Since the early 2010s, the internet promised us a near-future in which we would be surrounded by self-driving cars and governed by all-knowing artificial intelligence.

Right now, however, few machine learning-centric startups have become as ubiquitous as Zoom, Notion or Slack. If the AI and machine learning industry is to be worth the $15 trillion it’s predicted to be by 2030, we only have another decade left to hit that goal! Using a hypothetical AI product targeted at recruitment agencies, let’s explore some challenges faced by AI/ML startups on their road to becoming household names.

Our imaginary startup uses speech recognition to help with candidate notetaking and natural language processing to create more efficient screening interviews. On the surface, it’s a rather exciting product: it’s trying to solve a huge problem (the laborious screening of candidates) by increasing efficiencies for recruitment using cutting-edge speech recognition (ASR) and natural language processing (NLP). Such a company would usually run into three challenges: how the machine learning and product create value for the customer; the inescapable fact that machine learning systems sometimes make errors; and relatively low returns from running the ML models themselves.

Defining value

We know established fields such as speech recognition (ASR) and natural language processing (NLP) are capable of astounding feats, but it’s challenging to make these processes accessible to the end user to solve their needs. In our example, to get a recruiter or a recruitment agency to pay for the product, our startup needs to understand how this product will generate money or value in the form of the aforementioned increase in efficiency. For the product to be successful, the ASR and NLP systems need to suggest improvements to interview calls so individual recruiters can implement the suggested changes, which in turn have to result in:

  1. More efficient and higher quality interviews
  2. A reduction in recruiters’ time spent time screening and an increase in candidates flowing through the pipelines
  3. The recruitment agency placing more candidates, improving its success rate resulting in better client retainment and a better track record for prospective clients

Lots has to happen before our product can generate value for the recruitment agency. This is not to say that such a product wouldn’t work or isn’t useful, but having numerous steps means that the efficiency savings created directly by the product cannot be easily measured. In other words, for a product to be successful, the ML system needs to be tightly coupled to the value the product generates for its users.

ML systems cost money

Another issue is the marginal cost. For our recruitment product, practicalities get in the way — a single recruiter would probably be on the phone with a candidate around 4 hours a day. At 260 working days a year, this equates to 1,000 hours of data per user per year to be processed. That’s a lot of input for a machine learning model to churn through.

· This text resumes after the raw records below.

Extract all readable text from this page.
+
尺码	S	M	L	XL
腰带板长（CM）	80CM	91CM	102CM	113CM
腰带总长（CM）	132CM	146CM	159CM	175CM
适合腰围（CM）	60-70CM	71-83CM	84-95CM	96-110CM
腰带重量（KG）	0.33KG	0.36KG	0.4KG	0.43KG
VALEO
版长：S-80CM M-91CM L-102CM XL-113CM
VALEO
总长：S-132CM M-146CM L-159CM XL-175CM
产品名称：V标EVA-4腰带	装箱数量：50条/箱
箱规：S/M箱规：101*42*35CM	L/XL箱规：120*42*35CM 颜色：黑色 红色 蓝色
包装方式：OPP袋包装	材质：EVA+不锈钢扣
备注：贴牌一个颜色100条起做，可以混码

The tech giants’ heavily optimised ASR APIs cost at least $0.73 per hour of speech data, and if we (quite reasonably) assume that this is the cheapest any ASR system could possibly cost, this equates to at least approximately $730 a year. This marginal cost will need to be absorbed by the customer recruitment agency. And that’s just the speech recognition.

Most machine learning systems require GPUs for fast inference times, which can be expensive to run. Especially for smaller startups that don’t have the resources to make the hardware optimisations needed for cheaper inference. A more viable ML product is one in which the ML system focuses on “low volume, high impact” data, where few inferences are needed over the course of a month or a year, but each run and output of the system is worth more.

Inevitable ML errors

It’s no secret that statistical machine learning systems can sometimes be wrong. Claims that state-of-the-art ML systems achieve accuracies of 95-99% often neglect to address the remaining 1-5% error rate, which amounts to a 1-in-100 or 1-in-20 chance of error every time you run the model. Taking our recruitment product: four hours of phone conversations is a lot of words; even if your ASR system is 99% accurate, that’s also a lot of erroneous predictions every day.

There’s an established solution for this, especially in the field of translation, where a human-in-the-loop process is used to spot and correct any errors that have arisen from the ML system. This process can be managed in two ways — by bringing the human-in-the-loop process in house, or by making the end users the humans-in-the-loop. However a company chooses to manage the process, it’s both an additional cost and another step in the chain to creating value.

ML-based products are possible

There are companies that avoid these three pitfalls and create successful commercial products. Unbabel, for instance, uses machine translation systems to empower a human-in-the-loop process for translating customer support messages and emails. Meanwhile, Calipsa uses computer vision systems to reduce false alarms from security camera alerts by up to 90%, so that the important alarms can be passed through to human operators.

Like these companies, Papercup has grappled with these challenges to ensure that the quality of our translation system has a direct impact for our customers; that we specifically target customers for whom we can create the most value, while our human-in-the-loop process ensures a high quality output that is free from machine learning errors.